Que deviennent les États sous la coupe souveraine de Bruxbourg ? Jusqu'où l'Europe peut-elle s'élargir ? Quel avenir pour une pratique artistique affranchie des supports matériels ? Comment imaginer une société où « la communication a remplacé la relation » ? Les robots sont-ils une solution aux problèmes liés au travail et à l'éducation ? S'ils développent une conscience de soi et une forme d'inconscient, ne sont-ils pas des individus à part entière ? Voici quelques-unes des questions que se pose Curval dans ce roman.

Futur et nostalgie

Malgré un récit clairement situé dans le futur de l'Europe, malgré un effort visible pour délaisser les schémas du passé et imaginer un nouvel ordre social, Lothar Blues résonne comme une chanson teintée de nostalgie. On y retrouve en filigrane, un parfum de mai 68 avec ses revendications venues des mondes ouvrier, intellectuel et artistique, sa crise sociale, familiale et économique et ses manifestations plus ou moins pacifistes.
Même les parents de Noura, couple d'amoureux instruits et fusionnels, jouisseurs à la fois peu préoccupés de leur enfant et soucieux de son devenir, semblent tout droit tirés de cette période.
Les robots, bien que très évolués, sont soumis à des lois qui rendent hommage à celles d'Asimov.
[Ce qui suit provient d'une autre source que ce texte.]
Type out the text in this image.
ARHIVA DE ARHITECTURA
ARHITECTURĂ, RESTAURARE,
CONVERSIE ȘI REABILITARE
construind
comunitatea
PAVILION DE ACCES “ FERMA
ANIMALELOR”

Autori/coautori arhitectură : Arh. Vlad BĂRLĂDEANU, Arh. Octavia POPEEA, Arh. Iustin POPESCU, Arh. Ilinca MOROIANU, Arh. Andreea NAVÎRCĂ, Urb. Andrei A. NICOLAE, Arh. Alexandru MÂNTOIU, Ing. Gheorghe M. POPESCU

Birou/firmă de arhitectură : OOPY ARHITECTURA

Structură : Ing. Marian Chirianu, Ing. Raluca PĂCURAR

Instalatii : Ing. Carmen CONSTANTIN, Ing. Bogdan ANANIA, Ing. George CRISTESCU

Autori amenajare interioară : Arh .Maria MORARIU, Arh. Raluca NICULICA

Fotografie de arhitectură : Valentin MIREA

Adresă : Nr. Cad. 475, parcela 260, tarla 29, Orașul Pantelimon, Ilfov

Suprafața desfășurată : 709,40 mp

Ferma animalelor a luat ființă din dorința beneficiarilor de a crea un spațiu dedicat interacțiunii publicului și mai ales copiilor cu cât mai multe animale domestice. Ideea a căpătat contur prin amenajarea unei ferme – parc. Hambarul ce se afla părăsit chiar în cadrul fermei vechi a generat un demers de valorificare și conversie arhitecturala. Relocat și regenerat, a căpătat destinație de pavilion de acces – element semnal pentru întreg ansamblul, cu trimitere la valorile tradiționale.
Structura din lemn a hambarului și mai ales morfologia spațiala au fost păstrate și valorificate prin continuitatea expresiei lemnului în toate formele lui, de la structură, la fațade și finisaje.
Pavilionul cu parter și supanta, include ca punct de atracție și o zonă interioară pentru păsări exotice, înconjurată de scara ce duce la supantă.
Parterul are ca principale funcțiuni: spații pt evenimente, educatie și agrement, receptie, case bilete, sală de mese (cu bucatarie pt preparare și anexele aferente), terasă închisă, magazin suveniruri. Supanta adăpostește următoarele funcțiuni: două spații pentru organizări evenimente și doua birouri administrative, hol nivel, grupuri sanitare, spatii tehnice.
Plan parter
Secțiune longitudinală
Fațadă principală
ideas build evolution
Dans ce contexte futuriste, les valeurs qui triomphent sont celles du temps passé : les liens familiaux, les amitiés d'enfance et de jeunesse, qui ne semblent pas avoir souffert de la définition renouvelée des liens sociaux.
Enfin, Noura, au terme de sa maturation personnelle, n'accède à l'harmonie qu'en acceptant une jouissance amoureuse, culinaire et olfactive à l'ancienne.

Entre essai déguisé et explosion délirante

Lothar blues apparaît d'abord comme un cube fermé dans lequel il s'agit de pénétrer. Les divers questionnements qui traversent le roman sont lisibles et accessibles, mais ils ne s'articulent à l'histoire de Noura qu'en l'écrasant quelquefois. Le style de l'auteur est assez agréable mais le récit n'a souvent qu'une fonction d'alibi et les dialogues, prétextes à l'énonciation de discours, semblent peu naturels. Il faut donc pouvoir surmonter cette première impression, s'y habituer, avant de constater que, finalement, Lothar blues peut captiver.

Pour autant, le lecteur restera prudent et gardera sa ceinture attachée parce qu'en approchant de sa fin, le roman ayant livré toutes ses réflexions métaphysiques, éclate dans un délire grisant. Se révèlent les faux semblants, des robots apparaissent où l'on croyait trouver des hommes, la magie, la télépathie, l'amour, et des révélations venues du passé, viennent tout bouleverser, jusqu'aux théories sur l'origine de l'homme.

En définitive, on ressort de cette lecture globalement plaisante, tête pleine et étourdie, comme d'une somme un peu dense des thèmes classiques de la SF, une expérience d'anticipation à conseiller avant tout à l'amateur de SF averti.